Sn4+‐Mediated Trap Engineering in Cr3+‐Activated Titanate Nanophosphors Enables Self‐Sustained Multimodal Imaging and Combinatorial Oncotherapy

Abstract Multimodal imaging provides comprehensive and precise tools that significantly increase the efficiency and accuracy in clinical decision‐making. The integration of superior multimodal imaging capabilities with stimuli‐responsive drug release functionalities within a single nanoplatform holds crucial promise for both scientific exploration and clinical translation but remains a formidable challenge in advancing precision medicine. The unique integration of near‐infrared emission (λ em = 760 nm), multiwavelength‐rechargeable afterglow, photostimulated luminescence under 980 nm excitation, and Gd 3 ⁺‐specific ferromagnetism is highlighted in Na 0.5 Gd 0.5 TiO 3 :Cr 3+ ,Sn 4+ phosphor.
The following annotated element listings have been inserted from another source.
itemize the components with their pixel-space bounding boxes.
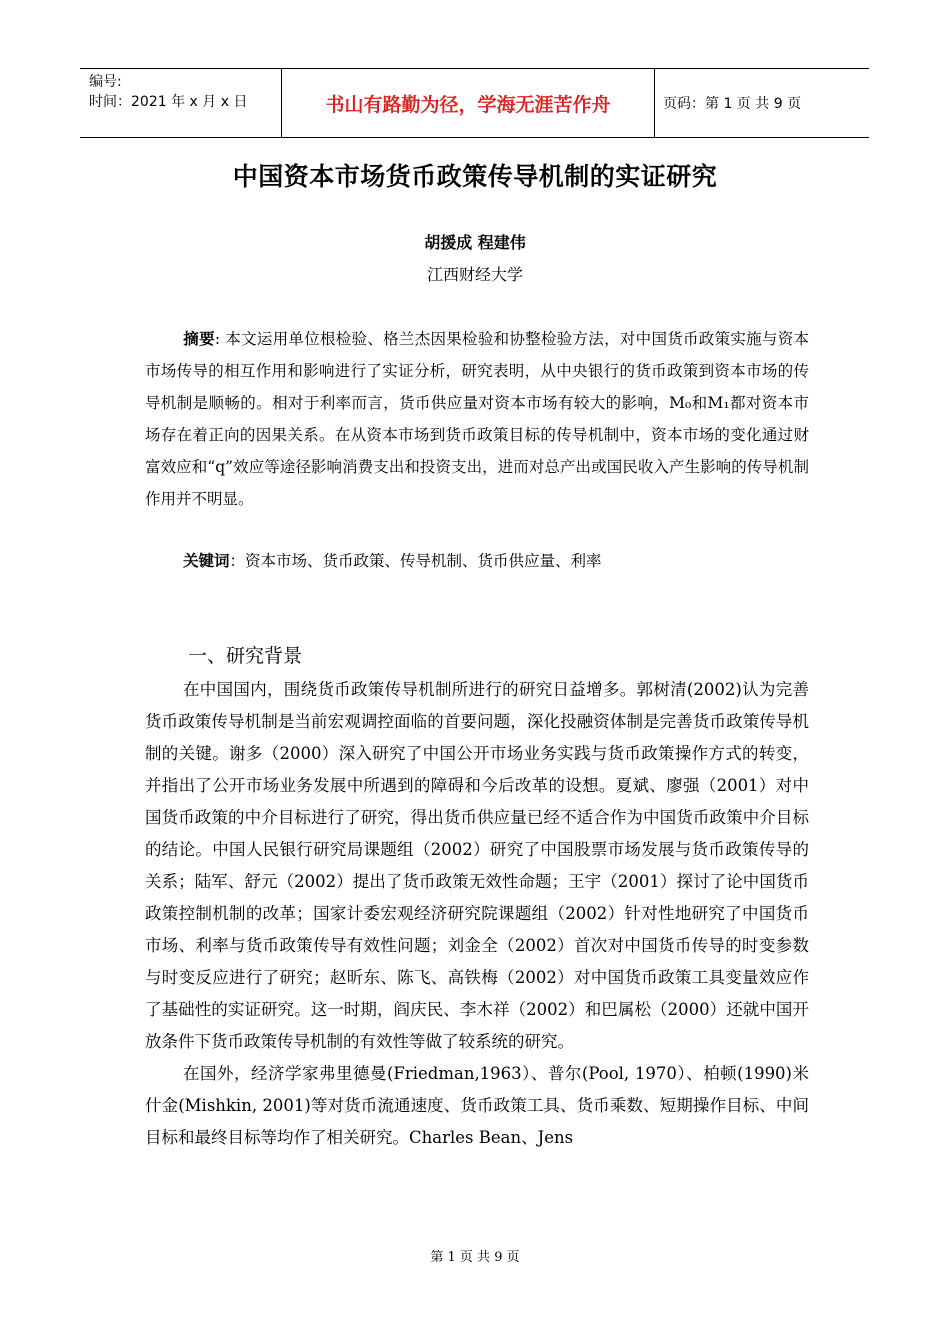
abstract-label: 摘要 (183, 330, 215, 348)
body-paragraph: 在国外，经济学家弗里德曼(Friedman,1963）、普尔(Pool, 1970）、柏顿(1990)米什金(Mishkin, 2001)等对货币流通速度、货币政策工具、货币乘数、短期操作目标、中间目标和最终目标等均作了相关研究。Charles Bean、Jens (145, 1064, 809, 1147)
page-footer: 第 1 页 共 9 页 (430, 1250, 520, 1265)
article-authors: 胡援成 程建伟 (424, 233, 526, 252)
keywords-text: ：资本市场、货币政策、传导机制、货币供应量、利率 (229, 552, 602, 570)
author-affiliation: 江西财经大学 (426, 265, 523, 284)
page-header (80, 68, 869, 138)
abstract (145, 323, 809, 515)
section-heading: 一、研究背景 (188, 645, 303, 667)
section-body (145, 674, 809, 1154)
keywords (183, 545, 602, 577)
header-motto: 书山有路勤为径，学海无涯苦作舟 (281, 69, 655, 137)
header-meta (80, 69, 281, 137)
body-paragraph: 在中国国内，围绕货币政策传导机制所进行的研究日益增多。郭树清(2002)认为完善货币政策传导机制是当前宏观调控面临的首要问题，深化投融资体制是完善货币政策传导机制的关键。谢多（2000）深入研究了中国公开市场业务实践与货币政策操作方式的转变，并指出了公开市场业务发展中所遇到的障碍和今后改革的设想。夏斌、廖强（2001）对中国货币政策的中介目标进行了研究，得出货币供应量已经不适合作为中国货币政策中介目标的结论。中国人民银行研究局课题组（2002）研究了中国股票市场发展与货币政策传导的关系；陆军、舒元（2002）提出了货币政策无效性命题；王宇（2001）探讨了论中国货币政策控制机制的改革；国家计委宏观经济研究院课题组（2002）针对性地研究了中国货币市场、利率与货币政策传导有效性问题；刘金全（2002）首次对中国货币传导的时变参数与时变反应进行了研究；赵昕东、陈飞、高铁梅（2002）对中国货币政策工具变量效应作了基础性的实证研究。这一时期，阎庆民、李木祥（2002）和巴属松（2000）还就中国开放条件下货币政策传导机制的有效性等做了较系统的研究。 (145, 680, 809, 1051)
header-page-info: 页码：第 1 页 共 9 页 (663, 96, 802, 112)
abstract-text: : 本文运用单位根检验、格兰杰因果检验和协整检验方法，对中国货币政策实施与资本市场传导的相互作用和影响进行了实证分析，研究表明，从中央银行的货币政策到资本市场的传导机制是顺畅的。相对于利率而言，货币供应量对资本市场有较大的影响，M₀和M₁都对资本市场存在着正向的因果关系。在从资本市场到货币政策目标的传导机制中，资本市场的变化通过财富效应和“q”效应等途径影响消费支出和投资支出，进而对总产出或国民收入产生影响的传导机制作用并不明显。 (145, 330, 810, 508)
article-title: 中国资本市场货币政策传导机制的实证研究 (232, 162, 718, 191)
document-number-label: 编号: (89, 74, 122, 90)
document-date: 时间：2021 年 x 月 x 日 (89, 94, 248, 110)
keywords-label: 关键词 (183, 552, 230, 570)
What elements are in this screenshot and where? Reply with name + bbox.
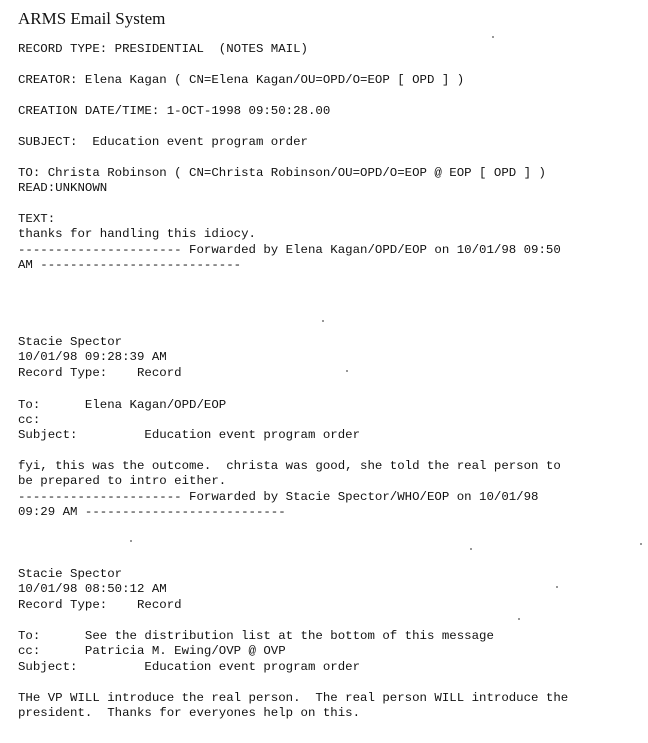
message2-body-line1: THe VP WILL introduce the real person. The real person WILL introduce the <box>18 691 569 705</box>
forward-divider-2: ---------------------- Forwarded by Stacie Spector/WHO/EOP on 10/01/98 <box>18 490 539 504</box>
creator-line: CREATOR: Elena Kagan ( CN=Elena Kagan/OU=OPD/O=EOP [ OPD ] ) <box>18 73 465 87</box>
message1-cc: cc: <box>18 413 41 427</box>
message1-subject: Subject: Education event program order <box>18 428 361 442</box>
scan-speck <box>322 320 324 322</box>
message1-body-line1: fyi, this was the outcome. christa was good, she told the real person to <box>18 459 561 473</box>
text-label: TEXT: <box>18 212 56 226</box>
scan-speck <box>640 543 642 545</box>
message2-datetime: 10/01/98 08:50:12 AM <box>18 582 167 596</box>
message2-sender: Stacie Spector <box>18 567 123 581</box>
scan-speck <box>130 540 132 542</box>
message2-cc: cc: Patricia M. Ewing/OVP @ OVP <box>18 644 286 658</box>
message1-body-line2: be prepared to intro either. <box>18 474 227 488</box>
creation-datetime-line: CREATION DATE/TIME: 1-OCT-1998 09:50:28.00 <box>18 104 331 118</box>
message1-datetime: 10/01/98 09:28:39 AM <box>18 350 167 364</box>
message1-record-type: Record Type: Record <box>18 366 182 380</box>
forward-divider-2-cont: 09:29 AM --------------------------- <box>18 505 286 519</box>
text-body-line: thanks for handling this idiocy. <box>18 227 256 241</box>
forward-divider-1: ---------------------- Forwarded by Elena Kagan/OPD/EOP on 10/01/98 09:50 <box>18 243 561 257</box>
message2-to: To: See the distribution list at the bottom of this message <box>18 629 494 643</box>
message2-subject: Subject: Education event program order <box>18 660 361 674</box>
scan-speck <box>346 370 348 372</box>
to-line: TO: Christa Robinson ( CN=Christa Robinson/OU=OPD/O=EOP @ EOP [ OPD ] ) <box>18 166 546 180</box>
subject-line: SUBJECT: Education event program order <box>18 135 308 149</box>
message2-record-type: Record Type: Record <box>18 598 182 612</box>
scan-speck <box>492 36 494 38</box>
message1-to: To: Elena Kagan/OPD/EOP <box>18 398 227 412</box>
scan-speck <box>518 618 520 620</box>
scan-speck <box>556 586 558 588</box>
record-type-line: RECORD TYPE: PRESIDENTIAL (NOTES MAIL) <box>18 42 308 56</box>
system-title: ARMS Email System <box>18 9 166 28</box>
read-status-line: READ:UNKNOWN <box>18 181 108 195</box>
message2-body-line2: president. Thanks for everyones help on this. <box>18 706 361 720</box>
message1-sender: Stacie Spector <box>18 335 123 349</box>
forward-divider-1-cont: AM --------------------------- <box>18 258 242 272</box>
scan-speck <box>470 548 472 550</box>
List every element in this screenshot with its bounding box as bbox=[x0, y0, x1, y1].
By doping with Sn 4+ , a threefold enhancement in the luminescent performance is achieved, demonstrating a 1.37‐fold increase in initial afterglow brightness and extending the persistent luminescence duration to over 15 h. Uniform cubic long‐persistent luminescent nano‐phosphor Na 0.5 Gd 0.5 TiO 3 :Cr 3+ ,Sn 4+ with sub 100 nm dimensions are synthesized by coprecipitation. Following SiO 2 surface functionalization, it showed sustained luminescence exceeding 2.5 h under UV charging, as validated by in vivo murine imaging. Notably, ≈2 h of imaging can still be achieved in mice under blue light charging. A theragnostics nanoplatform is developed by conjugating drugs onto the exterior of SiO 2 , achieving ≈50% bactericidal and antitumour effects, endowing the system with integrated antibacterial‐antitumour efficacy, thereby establishing a multifunctional capability for simultaneous diagnosis and therapy.